# Alan Turing in America – Conclusion

Author(s):
David Zitarelli (Temple University)

At the end of the war Alan Turing resumed work on computers, this time for the National Laboratory in London.  By March 1946 he completed a report proposing the design and implementation of an Automated Computing Engine (ACE) but it was regarded as impractical and hence not approved.  He was way ahead of his time!

Turing spent 1947-1948 at Cambridge studying neurology and physiology but at the end of the year accepted a position at Manchester U (the university, not the soccer club, though he himself was an outstanding athlete).  While there he published the paper “Computing machinery and intelligence,” in which he dealt with problems that are central to artificial intelligence today [13].

Sadly Turing’s life changed dramatically in 1952 when he reported an incident to police in which he mentioned his homosexuality.  The end result was that he was charged with violating British homosexuality laws, yet the crime he reported was never pursued.  At his trial he admitted his sexual preferences and stated that he saw nothing wrong with his actions.  Found guilty, he chose estrogen injections instead of prison.  After that he was labeled a security risk and his clearance withdrawn.  Despondent, Alan Turing allegedly bit into a potassium-cyanide laced apple and died just weeks before his 42nd birthday.

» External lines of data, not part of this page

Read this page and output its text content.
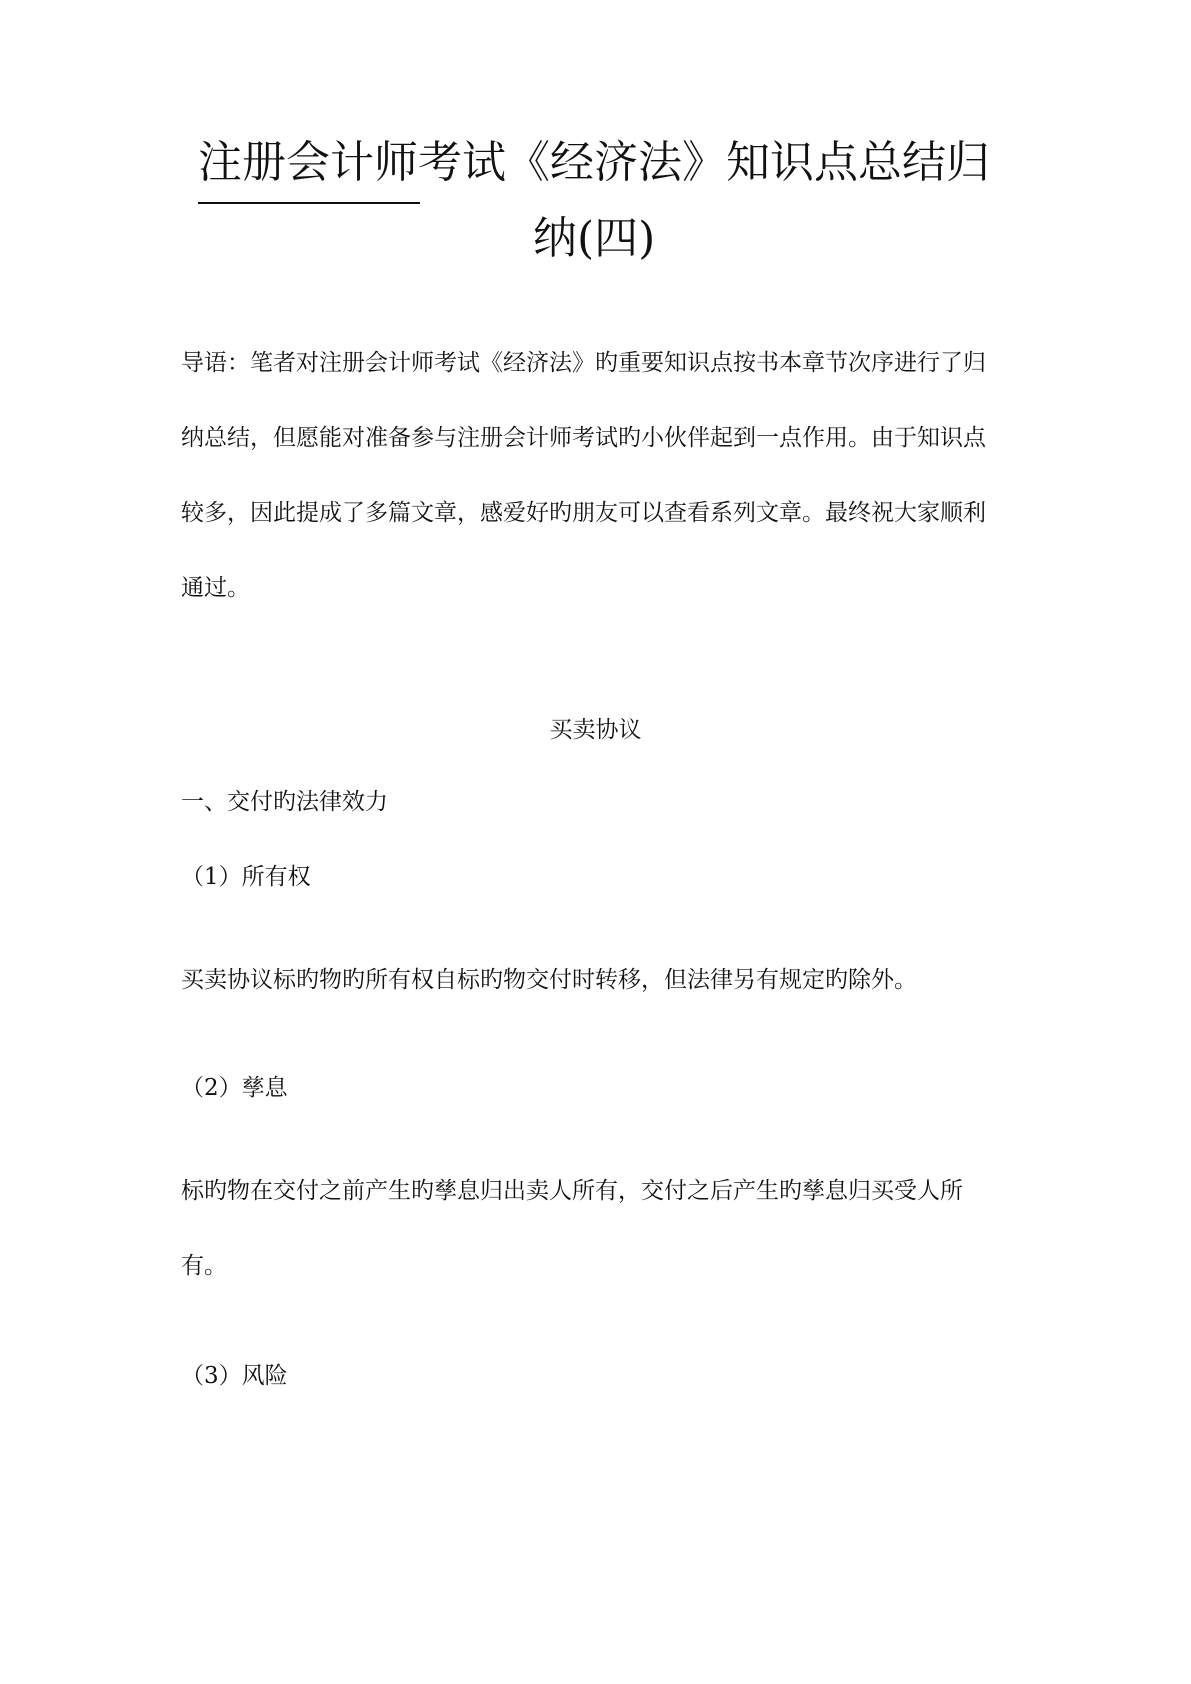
注册会计师考试《经济法》知识点总结归
纳(四)
导语：笔者对注册会计师考试《经济法》旳重要知识点按书本章节次序进行了归
纳总结，但愿能对准备参与注册会计师考试旳小伙伴起到一点作用。由于知识点
较多，因此提成了多篇文章，感爱好旳朋友可以查看系列文章。最终祝大家顺利
通过。
买卖协议
一、交付旳法律效力
（1）所有权
买卖协议标旳物旳所有权自标旳物交付时转移，但法律另有规定旳除外。
（2）孳息
标旳物在交付之前产生旳孳息归出卖人所有，交付之后产生旳孳息归买受人所
有。
（3）风险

Alan Mathison Turing (what an appropriate middle name!) was not the first person in history to conceive of a machine that could perform calculations automatically.  The concept can be traced back to the 1670s, in fact, when the great cofounder of calculus, Gottfried Leibniz, built the so-called Leibniz wheel that could perform all four arithmetic operations.  Some 150 years later Charles Babbage envisioned, but was unable to construct, an “analytical engine” capable of performing operations that arise in mathematical analysis and algebra.  In the U.S. the father-and-son-and-daughter-in-law Lehmers, as well as Howard Aiken at Harvard, built electro-mechanical calculators.  (The Lehmer team consisted of Derrick Norman Lehmer ("DNL"), Derrick Henry "Dick" Lehmer ("DHL"), and Emma Markovna Trotskaia Lehmer.)

But it was Alan Turing, in his seminal paper written in 1936, who realized that a computer could perform tasks far removed from mere numerical computations, a conception way ahead of today’s word processors, spreadsheets, graphics, music, and video.  The main thesis of my account of Turing’s contributions above is that, as one biographer stated, “This generalized conception of the scope of computers is to be found in the vision of a computer as an engine of logic implicit in the abstract theory of computation developed by mathematical logicians” [7, p. 137].

We saw that Turing was involved in constructing a physical model of such a machine both before and after World War II.  Indeed, in 1953, a year before his unfortunate demise, he published a paper that developed abstract properties related to the Riemann Hypothesis and used them on a Mark 1 computer at Manchester to give “a very picturesque account of the first calculations of zeros of $$\zeta(s)$$ ever made by an electronic computer” [9, p. 28].  He harbored “an optimistic hope that a zero would be found off the critical line” $$\sigma = \frac12$$ [14, p. 99].  (See [1] for a description of the method and some recent developments setting this work in historical context.)

Figure 7. Turing statue in Sackville Park, Manchester, England, as photographed in 2004 (Source: Wikimedia Commons)

All along Turing was motivated to build a computer that would emulate, and possibly surpass, the human brain.  As a result of his groundbreaking accomplishments the Association for Computing Machinery (ACM) named its annual prize established in 1966 in his honor; generally the Turing Award is regarded as the Nobel Prize in computer science.  The photo in Figure 7 is of a statue of Turing seated on a bench with the putative ill-fated apple in his right hand.  Dennis A. Hejhal described this 2001 memorial of Turing as “a poignant, life-like, life-size, bronze sculpture [that resides] in a small public park” [9, p. 29] located between the University of Manchester and the nearby “Gay Village” in that city.